12. General Provisions.
- Governing Law. This Agreement will be construed and enforced in all respects in accordance with the laws of the State of California, without reference to its choice of law rules.
- Government Users. If Customer is a U.S. government entity, Customer acknowledges that elements of the Services constitute software and documentation and are provided as “Commercial Items” as defined at 48 C.F.R. 2.101, and are being licensed to U.S. government end users as commercial computer software subject to the restricted rights described in 48 C.F.R. 2.101 and 12.212.
- Independent Contractors. The parties are independent contractors, and no partnership, franchise, joint venture, agency, fiduciary or employment relationship between the parties is created hereby. There are no third party beneficiaries to this Agreement. Egnyte may subcontract portions of the Services in accordance with the terms set forth in the Data Protection Addendum referenced in Section 2.d above.
- Waiver. No failure or delay in exercising any right hereunder will constitute a waiver of such right. Except as otherwise provided, remedies provided in this Agreement are in addition to, and not exclusive of, any other remedies of a party at law or in equity. If any provision of this Agreement is held by a court of competent jurisdiction to be contrary to law, such provision will be modified by the court and interpreted so as best to accomplish the objectives of the original provision to the fullest extent permitted by law, and the remaining provisions will remain in effect.
- Assignment. Neither party may assign any of its rights or obligations hereunder, whether by operation of law or otherwise, without the prior written consent of the other (not to be unreasonably withheld). Notwithstanding the foregoing, either party may assign this Agreement in its entirety (including any attachments to the Order Form), without consent of the other party, to its successor in interest in connection with a merger, reorganization, or sale of all or substantially all assets or equity not involving a direct competitor of the other party. Any attempted assignment in breach of this Section will be void. This Agreement will bind and inure to the benefit of the parties, their respective successors and permitted assigns.

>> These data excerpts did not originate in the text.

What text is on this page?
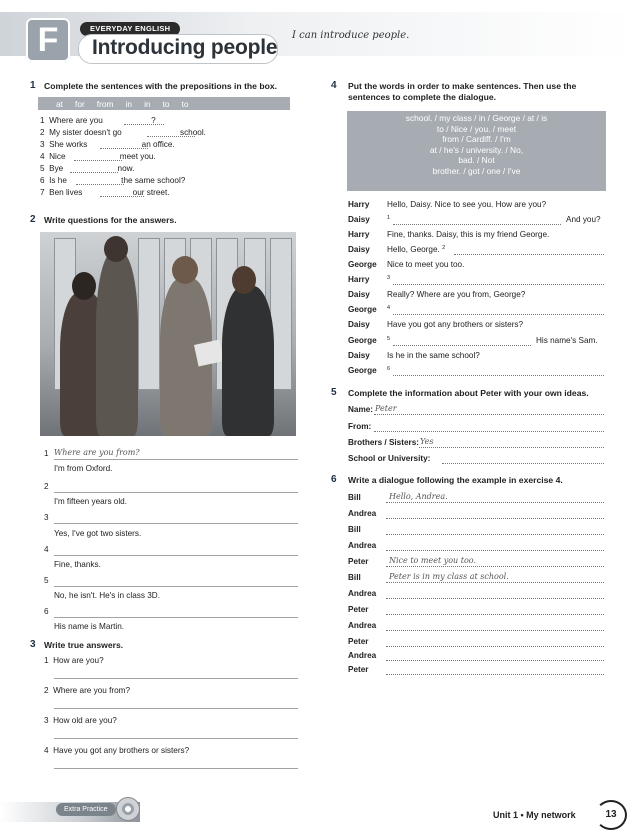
F	EVERYDAY ENGLISH
Introducing people
I can introduce people.
1 Complete the sentences with the prepositions in the box.
at for from in in to to
1 Where are you	?
2 My sister doesn't go	school.
3 She works	an office.
4 Nice	meet you.
5 Bye	now.
6 Is he	the same school?
7 Ben lives	our street.
2 Write questions for the answers.
1 Where are you from?
I'm from Oxford.
2
I'm fifteen years old.
3
Yes, I've got two sisters.
4
Fine, thanks.
5
No, he isn't. He's in class 3D.
6
His name is Martin.
3 Write true answers.
1 How are you?
2 Where are you from?
3 How old are you?
4 Have you got any brothers or sisters?
4 Put the words in order to make sentences. Then use the
sentences to complete the dialogue.
school. / my class / in / George / at / is
to / Nice / you. / meet
from / Cardiff. / I'm
at / he's / university. / No,
bad. / Not
brother. / got / one / I've
Harry Hello, Daisy. Nice to see you. How are you?
Daisy	$^1$	And you?
Harry Fine, thanks. Daisy, this is my friend George.
Daisy Hello, George. $^2$
George Nice to meet you too.
Harry	$^3$
Daisy Really? Where are you from, George?
George $^4$
Daisy Have you got any brothers or sisters?
George $^5$	His name's Sam.
Daisy Is he in the same school?
George $^6$
5 Complete the information about Peter with your own ideas.
Name: Peter
From:
Brothers / Sisters: Yes
School or University:
6 Write a dialogue following the example in exercise 4.
Bill	Hello, Andrea.
Andrea
Bill
Andrea
Peter	Nice to meet you too.
Bill	Peter is in my class at school.
Andrea
Peter
Andrea
Peter
Andrea
Peter
Extra Practice
Unit 1 • My network	13
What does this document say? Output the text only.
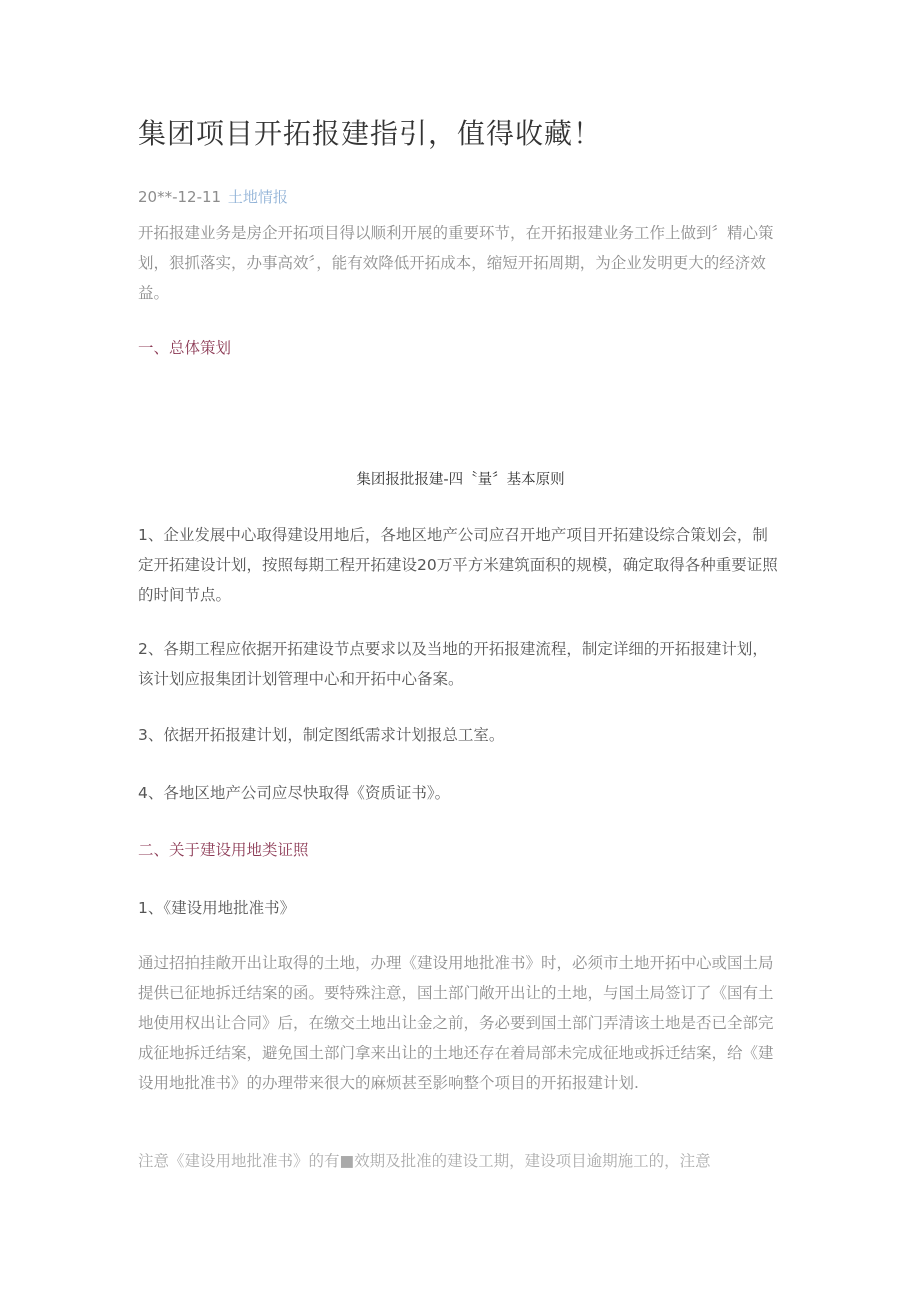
集团项目开拓报建指引，值得收藏！
20**-12-11 土地情报

开拓报建业务是房企开拓项目得以顺利开展的重要环节，在开拓报建业务工作上做到〞精心策划，狠抓落实，办事高效〞，能有效降低开拓成本，缩短开拓周期，为企业发明更大的经济效益。

一、总体策划
集团报批报建-四〝量〞基本原则

1、企业发展中心取得建设用地后，各地区地产公司应召开地产项目开拓建设综合策划会，制定开拓建设计划，按照每期工程开拓建设20万平方米建筑面积的规模，确定取得各种重要证照的时间节点。

2、各期工程应依据开拓建设节点要求以及当地的开拓报建流程，制定详细的开拓报建计划，该计划应报集团计划管理中心和开拓中心备案。

3、依据开拓报建计划，制定图纸需求计划报总工室。

4、各地区地产公司应尽快取得《资质证书》。

二、关于建设用地类证照
1、《建设用地批准书》

通过招拍挂敞开出让取得的土地，办理《建设用地批准书》时，必须市土地开拓中心或国土局提供已征地拆迁结案的函。要特殊注意，国土部门敞开出让的土地，与国土局签订了《国有土地使用权出让合同》后，在缴交土地出让金之前，务必要到国土部门弄清该土地是否已全部完成征地拆迁结案，避免国土部门拿来出让的土地还存在着局部未完成征地或拆迁结案，给《建设用地批准书》的办理带来很大的麻烦甚至影响整个项目的开拓报建计划.

注意《建设用地批准书》的有■效期及批准的建设工期，建设项目逾期施工的，注意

- Force Majeure. Neither party will be liable to the other for any delay or failure to perform its obligations under this Agreement (excluding payment obligations) if the delay or failure arises from any cause or causes beyond that party’s reasonable control including, but not limited to, natural disasters, war or acts of terrorism, industry-wide labor disruptions, Internet outages and governmental decrees.
- Public Announcement. Egnyte reserves the right to release a press announcement of the execution of this Agreement and to include Customer’s name on Egnyte’s customer lists and in its marketing materials, including on Egnyte’s websites; provided, however, that Egnyte will first coordinate any such actions with Customer.
- Entire Agreement. This Agreement constitutes the entire agreement, and supersedes any and all prior agreements between the parties with regard to the subject matter hereof, including any non-disclosure agreement (with the confidentiality provisions of this Agreement to govern any prior disclosures of Confidential Information). In the event of any conflict of terms, this Agreement supersedes any click-through license agreements that may be included for the Egnyte Client. This Agreement may not be amended or modified except by a writing signed by both parties.